I will also paste in my code:
########## Library Imports ##########
import os, sys
import tensorflow as tf
import numpy as np
from tensorflow.keras.layers import Conv2D, Input, Flatten, Dense, Lambda, Reshape, Conv2DTranspose
import keras
import keras.backend as K
from keras.models import Model
from PIL import Image
print(tf.version.VERSION)
img_height = 256 #chosen
img_width = 256
num_channels = 1 #grayscale
input_shape = (img_height, img_width, num_channels)
########## Load VAE Weights ##########
vae_path = os.path.join(os.getcwd(), 'vae_training')
checkpoint_path = os.path.join(vae_path, 'cp.ckpt')
print('vae_path listdir\n', os.listdir(vae_path))
#load patches
#patch_locs = sys.argv[1] #path to the patch folders
patch_locs = r'C:\Users\Daniel\Documents\GitHub\endo_git_v2\patches\single_wsi_for_local_parent'
patch_folders = os.listdir(patch_locs)
print(patch_folders)
########## INSTANTIATE MODEL AND LOAD WEIGHTS ##########
#REPARAMETERIZATION TRICK
# Define sampling function to sample from the distribution
# Reparameterize sample based on the process defined by Gunderson and Huang
# into the shape of: mu + sigma squared x eps
#This is to allow gradient descent to allow for gradient estimation accurately.
def sample_z(args):
z_mu, z_sigma = args
z_mu = tf.cast(z_mu, dtype=tf.float32)
z_sigma = tf.cast(z_sigma, dtype=tf.float32)
eps = K.random_normal(shape=(K.shape(z_mu)[0], K.int_shape(z_mu)[1]))
out = z_mu + K.exp(z_sigma / 2) * eps
return out
#Define custom loss
#VAE is trained using two loss functions reconstruction loss and KL divergence
#Let us add a class to define a custom layer with loss
class CustomLayer(keras.layers.Layer):
def vae_loss(self, x, z_decoded):
x = K.flatten(x)
z_decoded = K.flatten(z_decoded)
# Reconstruction loss (as we used sigmoid activation we can use binarycrossentropy)
recon_loss = keras.metrics.binary_crossentropy(x, z_decoded)

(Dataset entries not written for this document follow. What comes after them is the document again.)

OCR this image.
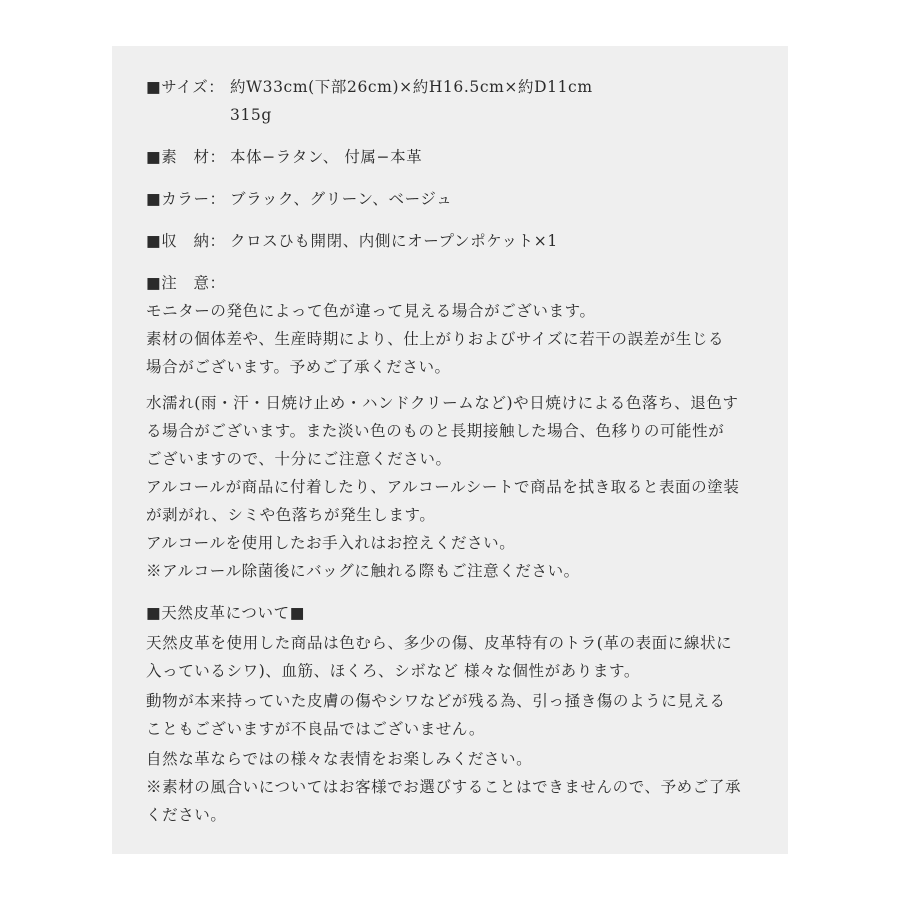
■サイズ： 約W33cm(下部26cm)×約H16.5cm×約D11cm
315g
■素　材： 本体−ラタン、 付属−本革
■カラー： ブラック、グリーン、ベージュ
■収　納： クロスひも開閉、内側にオープンポケット×1
■注　意：
モニターの発色によって色が違って見える場合がございます。
素材の個体差や、生産時期により、仕上がりおよびサイズに若干の誤差が生じる
場合がございます。予めご了承ください。
水濡れ(雨・汗・日焼け止め・ハンドクリームなど)や日焼けによる色落ち、退色す
る場合がございます。また淡い色のものと長期接触した場合、色移りの可能性が
ございますので、十分にご注意ください。
アルコールが商品に付着したり、アルコールシートで商品を拭き取ると表面の塗装
が剥がれ、シミや色落ちが発生します。
アルコールを使用したお手入れはお控えください。
※アルコール除菌後にバッグに触れる際もご注意ください。
■天然皮革について■
天然皮革を使用した商品は色むら、多少の傷、皮革特有のトラ(革の表面に線状に
入っているシワ)、血筋、ほくろ、シボなど 様々な個性があります。
動物が本来持っていた皮膚の傷やシワなどが残る為、引っ掻き傷のように見える
こともございますが不良品ではございません。
自然な革ならではの様々な表情をお楽しみください。
※素材の風合いについてはお客様でお選びすることはできませんので、予めご了承
ください。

recon_loss = tf.cast(recon_loss, dtype=tf.float32)
# KL divergence
kl_loss = -5e-4 * K.mean(1 + z_sigma - K.square(z_mu) - K.exp(z_sigma), axis=-1)
kl_loss = tf.cast(kl_loss, dtype=tf.float32)
return K.mean(recon_loss + kl_loss)
# add custom loss to the class
def call(self, inputs):
x = inputs[0]
z_decoded = inputs[1]
loss = self.vae_loss(x, z_decoded)
self.add_loss(loss, inputs=inputs)
return x
# # ================= #############
# # Encoder
#Let us define 4 conv2D, flatten and then dense
# # ================= ############
latent_dim = 256 # Number of latent dim parameters
input_img = Input(shape=input_shape, name='encoder_input')
print(input_img.shape)
x = Conv2D(32, 3, padding='same', activation='relu')(input_img)
print(x.shape)
x = Conv2D(64, 3, padding='same', activation='relu',strides=(2, 2))(x)
print(x.shape)
x = Conv2D(64, 3, padding='same', activation='relu')(x)
print(x.shape)
x = Conv2D(64, 3, padding='same', activation='relu')(x)
print(x.shape)
conv_shape = K.int_shape(x) #Shape of conv to be provided to decoder (taken after all the conv layers)
print(conv_shape)
#Flatten
x = Flatten()(x)
print(x.shape)
x = Dense(32, activation='relu')(x)
print(x.shape)
# Two outputs, for latent mean and log variance (std. dev.)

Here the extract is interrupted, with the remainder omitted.